Adding videos isn’t commonly talked about in relation to SEO for travel bloggers, but it is becoming more and more important!
Embedding videos into your blog posts makes it more engaging for the reader.
They spend more time on your page/site, and Google rewards you for that.
You can embed your own YouTube videos or embed someone else’s videos.
It doesn’t really matter as long as the video correlates to the topic you’re writing about.
More and more bloggers are adding videos to their blog posts, and they’re being rewarded for it.
Make sure you jump on the video train as well!
Everybody and anybody who talks about SEO for travel bloggers will emphasize the importance of having a fast site.
And I’m going to lecture you about that too!

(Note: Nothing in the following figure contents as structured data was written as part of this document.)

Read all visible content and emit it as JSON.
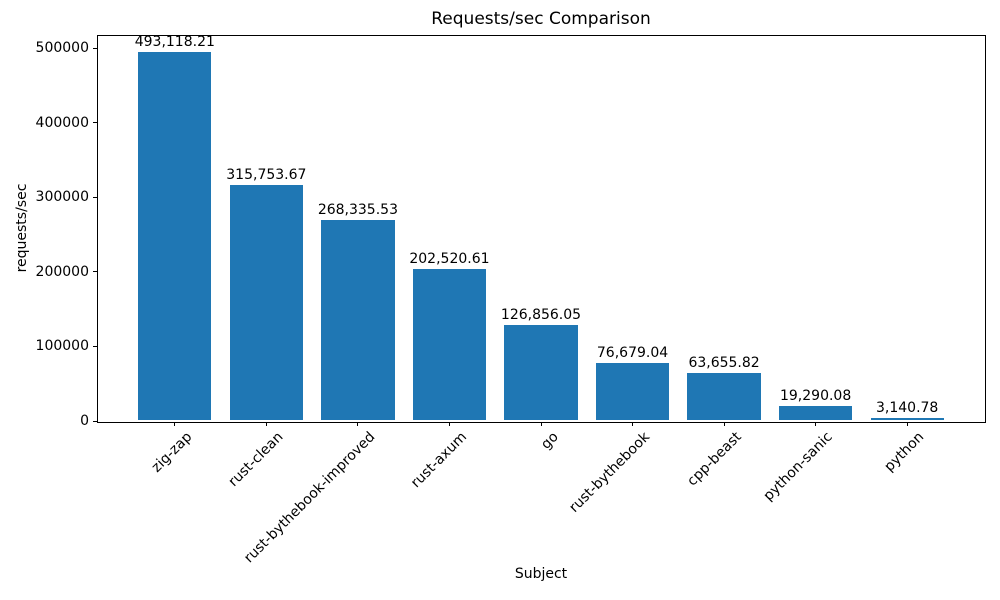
{
  "chart_data": {
    "type": "bar",
    "title": "Requests/sec Comparison",
    "xlabel": "Subject",
    "ylabel": "requests/sec",
    "categories": [
      "zig-zap",
      "rust-clean",
      "rust-bythebook-improved",
      "rust-axum",
      "go",
      "rust-bythebook",
      "cpp-beast",
      "python-sanic",
      "python"
    ],
    "values": [
      493118.21,
      315753.67,
      268335.53,
      202520.61,
      126856.05,
      76679.04,
      63655.82,
      19290.08,
      3140.78
    ],
    "bar_labels": [
      "493,118.21",
      "315,753.67",
      "268,335.53",
      "202,520.61",
      "126,856.05",
      "76,679.04",
      "63,655.82",
      "19,290.08",
      "3,140.78"
    ],
    "yticks": [
      0,
      100000,
      200000,
      300000,
      400000,
      500000
    ],
    "ytick_labels": [
      "0",
      "100000",
      "200000",
      "300000",
      "400000",
      "500000"
    ],
    "ylim": [
      0,
      517774
    ],
    "bar_color": "#1f77b4",
    "axis_color": "#000000",
    "background_color": "#ffffff",
    "grid": false,
    "legend_position": "none"
  }
}
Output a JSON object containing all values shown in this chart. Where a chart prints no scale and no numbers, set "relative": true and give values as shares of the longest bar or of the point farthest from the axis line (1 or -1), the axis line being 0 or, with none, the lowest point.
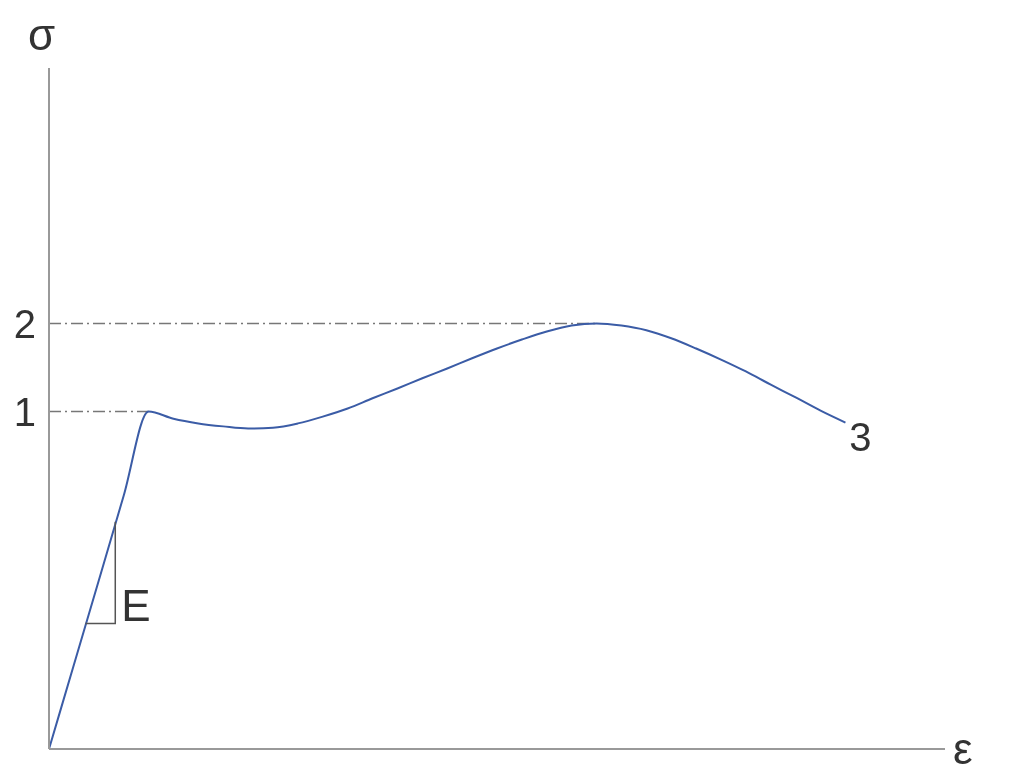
{
  "chart_data": {
    "type": "line",
    "relative": true,
    "xlabel": "ε",
    "categories": [
      null,
      null,
      null,
      null,
      null,
      null,
      null,
      null,
      null,
      null,
      null,
      null,
      null,
      null,
      null,
      null,
      null,
      null,
      null,
      null,
      null,
      null,
      null,
      null,
      null,
      null,
      null,
      null,
      null,
      null,
      null,
      null,
      null,
      null,
      null,
      null,
      null
    ],
    "series": [
      {
        "color": "#3b5ca6",
        "values": [
          0,
          0.198,
          0.396,
          0.595,
          0.793,
          0.776,
          0.765,
          0.758,
          0.753,
          0.755,
          0.765,
          0.781,
          0.8,
          0.824,
          0.847,
          0.871,
          0.894,
          0.918,
          0.941,
          0.962,
          0.981,
          0.995,
          1,
          0.995,
          0.984,
          0.965,
          0.941,
          0.915,
          0.887,
          0.856,
          0.826,
          0.795,
          0.767,
          null,
          null,
          null,
          null
        ]
      }
    ],
    "ref_lines": [
      {
        "axis": "y",
        "value": 0.793,
        "color": "#777777",
        "line_style": "dashed"
      },
      {
        "axis": "y",
        "value": 1,
        "color": "#777777",
        "line_style": "dashed"
      }
    ],
    "annotations": [
      "σ",
      "1",
      "2",
      "3",
      "E"
    ],
    "grid": false,
    "legend": false,
    "marker": "none",
    "line_style": "solid"
  }
}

Page speed can make or break your blog.
You can write amazing content, but if you have a slow site, Google will punish you for it.
The two main ways you can speed up your site are:
- Resizing your images to make them smaller and
- Using a caching plugin
I manually resize the height and width of my images on my laptop. I also have the ShortPixel Image Optimizer plugin installed in WordPress.
It is a free plugin, and it automatically compresses the images on your site.
You would be shocked at how much large images can slow down your blog. You need to resize and compress them if you want a fast site.
The caching plugin can be a bit more difficult.
The most popular one is WPRocket.
I’ve used it and enjoyed it, but it is a paid plugin.
I stopped using it when I transferred my site to Green Geeks.
They are my favourite hosting provider, and they provide a caching plugin to their users for free!
It is awesome and even faster that WPRocket.
In fact, Green Geeks in general is super fast and beats the competition in terms of speed.
If you haven’t launched your blog or are looking to switch hosting providers, I highly recommend you check them out!
But the main takeaway from this portion of the post is to make sure your site is fast.
You can (and should) run your site through GTmetrix.
It will show you have fast your site is and let you know what aspects of your site need improvement.
Holy smokes! I did not intend for this post to be so long when I started writing it!
There is a lot that goes into SEO for travel bloggers, and this is just the tip of the iceberg.
There is a reason why so many people have hours long courses on SEO for travel bloggers. You can spend weeks researching SEO best practices and still not know everything.
And you will learn as you go and figure out what SEO techniques work best for you and your blog.
If you skimmed this post, I don’t blame you!
Here are a few key takeaways you need to know:
- Target low competition key phrases
- Get your site as quick as humanly possible
- Never participate in two-way link swaps
- Embed videos into your blog posts
I could go on and on and on about SEO for travel bloggers.
Actually, it is fair to say I’ve already gone on too long.
The tips and tricks in this post will get your started on your journey.
There is a lot more to learn, but this is the foundation you need to start building a successful, Google-friendly travel blog.
It is a lot of work, but it is worth it!
There is hardly a better feeling than waking up in the morning and seeing how much money your blog made while your slept!
And having a strong SEO game will get you to that point!